ERC Fraud Investigations Heat Up

Plus: IRS Free File Program Updates

Hi there,

It’s crazy to fathom, but it’s getting closer to holiday season and the end of 2023. How’s your tax planning looking? Here’s some inspiration for your business week.

This might go down as one of the most fraud-wrought tax programs Congress has ever deployed. Last week (Nov 2nd), the IRS presented a free webinar providing updates on the ERC program.

In a news release announcing the webinar, they stated publicly that they’ve uncovered more than $8B (yes BILLION with a B) in suspected ERC fraud, but a preview of other statistics by Jim Lee, deputy chief of Criminal Investigations with the IRS, have put that fraud number at $37B. Congress initially estimated the entire program would cost around $55B. It now has paid out $230B - if the $37B of projected fraud is accurate, that’s a 16% fraud rate.

The IRS has initiated investigations into over 300 ERC cases, with 15 currently charged, and four sentences with an average of 21 months of prison time.

There is also talk that the voluntarily withdrawal program (for those who haven’t received funds or received them and didn’t cash the check) might have a very tight window and only be available until January 2024. Anytime there is lots of free money up for grabs, there is going to be fraud. The unfortunate part is a lot of this could have been mitigated if the IRS had set out clearer guidelines around who was eligible for the credit.

The IRS recently announced it was rolling out a free-file program which would be an alternative for taxpayers instead of paying tax professionals or services like TurboTax and H&R Block. Unsurprisingly, Intuit is clapping back hard and has issued statements across dozens of publications stating that this system would hurt black taxpayers.

The research they're using to make this claim is the fact that the IRS audits black taxpayers 3-5x the rate of non-black taxpayers (primarily due to the Earned Income Tax Credit), but the author of the research has stated that taking her findings out of context when applied to a free-file system. The IRS has also stated that it’s reducing audits related to EITC claims to focus more of its efforts on higher-income earners.

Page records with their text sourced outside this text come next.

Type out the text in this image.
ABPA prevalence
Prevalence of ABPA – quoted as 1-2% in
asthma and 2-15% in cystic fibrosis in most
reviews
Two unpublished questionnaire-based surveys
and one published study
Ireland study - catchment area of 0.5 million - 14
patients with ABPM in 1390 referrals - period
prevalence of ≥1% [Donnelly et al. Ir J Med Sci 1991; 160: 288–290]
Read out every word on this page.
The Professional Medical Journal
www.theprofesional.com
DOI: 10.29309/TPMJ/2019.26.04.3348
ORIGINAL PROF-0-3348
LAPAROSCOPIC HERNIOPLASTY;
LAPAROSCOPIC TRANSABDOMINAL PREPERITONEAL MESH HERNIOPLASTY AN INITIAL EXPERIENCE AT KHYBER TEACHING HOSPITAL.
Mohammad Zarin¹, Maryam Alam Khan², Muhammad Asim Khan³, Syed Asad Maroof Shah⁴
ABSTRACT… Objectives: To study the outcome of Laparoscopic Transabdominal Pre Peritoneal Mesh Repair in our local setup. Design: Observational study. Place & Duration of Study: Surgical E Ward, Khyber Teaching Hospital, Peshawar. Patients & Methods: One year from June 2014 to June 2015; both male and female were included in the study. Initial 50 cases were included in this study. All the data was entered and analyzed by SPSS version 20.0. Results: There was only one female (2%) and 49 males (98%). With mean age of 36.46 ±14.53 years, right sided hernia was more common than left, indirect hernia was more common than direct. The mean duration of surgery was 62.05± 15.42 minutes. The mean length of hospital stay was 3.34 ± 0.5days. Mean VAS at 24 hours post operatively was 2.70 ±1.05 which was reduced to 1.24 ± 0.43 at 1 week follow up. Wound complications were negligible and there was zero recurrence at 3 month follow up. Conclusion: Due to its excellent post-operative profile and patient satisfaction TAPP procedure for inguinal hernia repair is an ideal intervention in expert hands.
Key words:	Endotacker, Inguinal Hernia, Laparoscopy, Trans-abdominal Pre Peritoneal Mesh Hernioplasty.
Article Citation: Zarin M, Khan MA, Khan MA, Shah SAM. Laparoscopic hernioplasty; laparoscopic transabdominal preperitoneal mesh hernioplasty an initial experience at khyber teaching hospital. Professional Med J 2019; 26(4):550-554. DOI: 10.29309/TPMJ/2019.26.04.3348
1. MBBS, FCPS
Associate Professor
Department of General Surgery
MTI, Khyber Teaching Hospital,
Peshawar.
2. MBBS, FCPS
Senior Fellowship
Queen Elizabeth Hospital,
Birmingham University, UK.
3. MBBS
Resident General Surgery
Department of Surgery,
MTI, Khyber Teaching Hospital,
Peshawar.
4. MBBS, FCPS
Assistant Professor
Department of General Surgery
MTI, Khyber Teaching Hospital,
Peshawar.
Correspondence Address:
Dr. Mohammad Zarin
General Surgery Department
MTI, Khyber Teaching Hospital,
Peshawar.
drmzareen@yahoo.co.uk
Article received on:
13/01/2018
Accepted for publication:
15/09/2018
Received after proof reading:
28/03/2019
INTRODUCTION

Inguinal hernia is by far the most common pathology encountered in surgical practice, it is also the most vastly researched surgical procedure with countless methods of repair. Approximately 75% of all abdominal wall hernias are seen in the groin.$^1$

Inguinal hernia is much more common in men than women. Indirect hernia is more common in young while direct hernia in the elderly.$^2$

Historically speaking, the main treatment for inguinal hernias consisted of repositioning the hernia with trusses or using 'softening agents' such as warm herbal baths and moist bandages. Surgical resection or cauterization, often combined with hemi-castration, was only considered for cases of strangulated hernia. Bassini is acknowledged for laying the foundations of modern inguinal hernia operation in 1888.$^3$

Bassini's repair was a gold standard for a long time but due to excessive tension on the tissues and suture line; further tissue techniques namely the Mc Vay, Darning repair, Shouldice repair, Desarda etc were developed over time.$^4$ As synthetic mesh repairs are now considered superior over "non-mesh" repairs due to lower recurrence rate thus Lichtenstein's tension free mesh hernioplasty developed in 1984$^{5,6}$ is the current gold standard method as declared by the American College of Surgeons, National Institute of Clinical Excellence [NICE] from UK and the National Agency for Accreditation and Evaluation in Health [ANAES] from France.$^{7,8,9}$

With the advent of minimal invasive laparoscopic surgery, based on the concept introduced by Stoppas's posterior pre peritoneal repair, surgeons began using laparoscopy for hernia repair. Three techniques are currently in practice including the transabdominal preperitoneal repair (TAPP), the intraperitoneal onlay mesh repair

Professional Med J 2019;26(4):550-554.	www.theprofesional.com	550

Additionally, those who are more distrusting of the IRS believe it will lead to more taxpayers getting audited if they don’t agree with the numbers the IRS comes up with for your return in the free file program.

My position has always been that filing taxes should be as easy as possible if you want high rates of compliance. The reality is, most taxpayers would be well-served by a system that was free and allowed them to verify and file based on numbers the IRS already has. It’s not like this isn’t done in other countries either, it does with success. And, it’s not making preparing your own taxes illegal, it’s just giving taxpayers another option.

The Republicans are already trying to strip funding for this program, so whether it will ever come to full fruition or stays in test-mode with a small number of taxpayers remains to be seen.

3)Understanding Nexus.

dID yOu kNoW nEvaDa iS oNe oF tHe bEsT pLacEs tO cReAtE yOuR lLC beCaUsE tHeRe iS nO sTaTe iNcOmE tAx. I’ve seen plenty of business bros playing tax man make this claim online, but what they’re failing to understand is the principle of economic nexus.

Basically, the idea is you’re not taxed based on where you’re organized, but where you’re actually making the money. If I have an LLC in Oregon but am living in California, that income I made is going to be subject to California taxes, not Oregon taxes.

Here’s another example - in California, every corporation that’s organized OR doing business in California must pay the $800 Franchise Tax fee. Some states require you to pay taxes on all income earned, regardless of the source (you will get a credit in your home state if you pay taxes on that income in another state), while other states have a reciprocity agreement and don't require you to claim income in both states.

There are also situations as a W-2 employee where you can be taxed in the state where your employer is located even if you work remotely in a different state. The key here to keeping compliant and making sure you’re remitting taxes to the correct authorities mainly circles back to understanding how the specific state you are located in taxes income.